I might agree with that. just because of personal experience. It certainly isn't my instinct. I tried to nurse some baby birds once. I heard them chipping, and when I found two of the loudest ones on the sidewalk I saw them already being attacked by ants. And I thought, those ants are not going to do that well against those birds, they are not going to die quickly from this. It was just unacceptable to me. So I took them home. Then looked up what I had to do but realized I had no clue how to get the appropriate food. I'd have to improvise at best. They also required being fed like every seven minutes or something like that, and thermal guarantees I couldn't guarantee. Oh well. I don't kill things and I'm not going to leave them to get eaten alive by ants. We're doing this.

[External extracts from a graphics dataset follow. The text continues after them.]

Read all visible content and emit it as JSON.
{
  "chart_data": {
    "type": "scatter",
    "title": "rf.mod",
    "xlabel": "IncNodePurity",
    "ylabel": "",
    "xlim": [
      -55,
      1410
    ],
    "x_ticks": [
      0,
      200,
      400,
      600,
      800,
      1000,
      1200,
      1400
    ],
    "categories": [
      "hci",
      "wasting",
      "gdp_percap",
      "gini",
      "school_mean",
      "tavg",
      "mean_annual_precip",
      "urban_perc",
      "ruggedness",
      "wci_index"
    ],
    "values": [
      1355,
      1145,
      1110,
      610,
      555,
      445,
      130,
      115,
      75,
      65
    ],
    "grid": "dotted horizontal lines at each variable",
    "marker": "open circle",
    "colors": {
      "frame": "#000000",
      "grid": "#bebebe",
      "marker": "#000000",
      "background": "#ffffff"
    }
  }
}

It didn't go well. My hopeful attempt at getting them food was probably not great. Literally there wouldn't even be time for me to go to the store to hunt for and buy what I need if I had any ability to find it. They ended up constipated, and it was clear they were going to die and even slower death under my hands than with the ants. I also took time off of work to do this (crazy I know). I failed those birds, and there is absolutely no way some people in basic training could pull of helping those birds.
Monarque@wolfballs.com 2 years ago
Wow that is absolutely wild... I feel bad just hearing about that...
Here's the thing: the permanent solution is to adjusting the fence by making it far more impregnable -- something these homeless cats can't penetrate. In fact, you would think that that would be the standard, at which point they could release the cats again after this process.
We got 40 billion dollars for the Ukraine but apparently can't set up a fence like that.